Chapitre 1
Si j’étais dans un film, il pleuvrait.
Le ciel aurait la couleur sombre et délavée de mes pensées de cendres. La pluie fine se mêlerait à de la neige fondue, tout comme le passé et le présent que mon esprit confus ne parvient plus à discerner. Les nuages, enfin, cacheraient le soleil, puisque leur éternelle mission est de l’empêcher de briller.
Le ciel serait un miroir de mon être, en somme.
Mais je ne suis pas dans un film.
Tout cela est la vraie vie. Et parfois, on croirait que le seul but de la vie est de nous faire chier.
Ainsi, quand j’ouvre la porte de la maison, encore obnubilée par le coup de fil de Bastien, je constate que le soleil brille.

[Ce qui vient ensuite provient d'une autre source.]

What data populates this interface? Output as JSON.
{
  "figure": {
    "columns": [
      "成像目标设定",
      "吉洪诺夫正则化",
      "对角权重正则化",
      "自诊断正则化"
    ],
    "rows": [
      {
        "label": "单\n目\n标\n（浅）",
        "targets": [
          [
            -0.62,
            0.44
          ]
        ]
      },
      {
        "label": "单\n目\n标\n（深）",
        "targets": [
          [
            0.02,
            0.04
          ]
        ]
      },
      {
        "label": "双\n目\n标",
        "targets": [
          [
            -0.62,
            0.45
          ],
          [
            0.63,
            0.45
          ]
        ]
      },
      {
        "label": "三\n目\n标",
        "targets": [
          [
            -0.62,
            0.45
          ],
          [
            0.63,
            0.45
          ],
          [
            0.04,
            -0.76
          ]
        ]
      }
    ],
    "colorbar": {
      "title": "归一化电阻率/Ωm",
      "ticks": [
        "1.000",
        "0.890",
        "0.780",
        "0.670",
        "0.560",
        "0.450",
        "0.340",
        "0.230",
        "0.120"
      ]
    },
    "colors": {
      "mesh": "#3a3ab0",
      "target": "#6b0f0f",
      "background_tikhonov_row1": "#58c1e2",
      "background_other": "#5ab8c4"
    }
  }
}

Oui, il brille, ce salopard.
Aucun nuage dans le ciel. Pas de neige fondue ni de pluie battante. Non, le soleil brille de tous ses rayons, de toutes ses forces, comme si c’était la dernière fois qu’il pouvait le faire. Son éclatante beauté et sa vive lumière m’éblouissent, tout comme sa chaleur pénètre dans mon corps, dans mon cœur. Et cette chaleur insupportable, ce temps radieux qui semble me narguer font paraître mes blessures encore plus douloureuses. Rien n’a changé, en effet. Même si toute ma vie et celle de mes proches se sont effondrées il y a une semaine, celle des autres, de tous ces inconnus joyeux et insouciants, n’interrompt pas son cours. Les gens rient, le soleil brille. Alors que ma tête est en plein tremblement de terre, que mon cœur est en proie à un véritable tsunami émotionnel, le reste continue de vivre.
C’est peut-être ça qui me fait le plus mal.
J’ai envie de le frapper, ce soleil. J’ai envie de le prendre dans mes mains pour le jeter par terre, puis de le regarder se débattre sur l’asphalte.
Mais je ne peux pas. Je ne peux pas déployer mes ailes tel Icare pour venir voler aux côtés de l’astre, me mesurant à sa puissance majestueuse. Comme tout mortel, je suis condamnée à rester sur terre et me débattre dans les flammes dans la vie.
J’accélère mon pas. L’hôpital ne se trouve pas si loin de chez moi, mais la distance qui m’en sépare me paraît être une éternité. Comme si le temps se dilatait.
Quelle heure est-il, au fait ? Je sors mon portable. 13 h 03. Tout à coup, la phrase prononcée par Bastien au téléphone me revient en mémoire : « Dans une heure, tout est fini ».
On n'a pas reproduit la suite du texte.